Matteo ride quando afferma che «mi sembra esagerato parlare di me come un imprenditore culturale», eppure l’espressione è quanto mai azzeccata: «di locali che fanno live ce n’è bisogno come il pane. Speriamo che questa astinenza sviluppi nel pubblico una fame di cultura».
Non sappiamo quando terminerà questo digiuno che, nella cultura cristiana coincide proprio con il periodo di Pasqua come parte di questo attacco del virus. Non sappiamo come sarà tutto quando potremo tornare ad una vita sociale, seppur vagamente normale: se ci saranno spintoni accidentali, balli scatenati o accennati battiti dei piedi, abbracci collettivi e onde di accendini accesi.
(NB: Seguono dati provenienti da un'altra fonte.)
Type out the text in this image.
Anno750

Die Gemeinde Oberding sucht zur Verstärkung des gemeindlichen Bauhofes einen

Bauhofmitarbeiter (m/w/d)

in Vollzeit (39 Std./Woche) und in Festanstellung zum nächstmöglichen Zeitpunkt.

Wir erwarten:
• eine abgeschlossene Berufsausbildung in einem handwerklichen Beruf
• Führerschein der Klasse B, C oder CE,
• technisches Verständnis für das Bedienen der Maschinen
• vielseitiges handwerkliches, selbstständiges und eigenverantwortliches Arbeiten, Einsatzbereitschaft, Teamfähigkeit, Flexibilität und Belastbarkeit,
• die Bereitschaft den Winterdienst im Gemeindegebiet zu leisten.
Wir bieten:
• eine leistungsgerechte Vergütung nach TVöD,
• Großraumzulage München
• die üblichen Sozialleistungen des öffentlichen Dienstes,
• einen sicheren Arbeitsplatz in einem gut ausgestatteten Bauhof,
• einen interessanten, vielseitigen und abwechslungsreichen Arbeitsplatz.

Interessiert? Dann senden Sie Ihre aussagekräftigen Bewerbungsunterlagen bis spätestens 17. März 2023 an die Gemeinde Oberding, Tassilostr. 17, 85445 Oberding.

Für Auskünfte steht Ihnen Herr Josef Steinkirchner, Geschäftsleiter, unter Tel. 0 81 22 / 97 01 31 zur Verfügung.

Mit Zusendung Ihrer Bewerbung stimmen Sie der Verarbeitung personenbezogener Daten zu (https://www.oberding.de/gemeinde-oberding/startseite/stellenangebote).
Ciò che speriamo è che quella preferenza di restare a casa piuttosto che andare a un concerto diventi sempre meno frequente, che quante più persone avvertano in un futuro (speriamo quanto più) prossimo il desiderio di fruirne, di esserne parte attiva, da lontano o sotto il palco, con o senza drink; mentre ciò che sappiamo con certezza è che la musica sarà sempre disponibile a nutrire le anime affamate, senza chiedere niente indietro.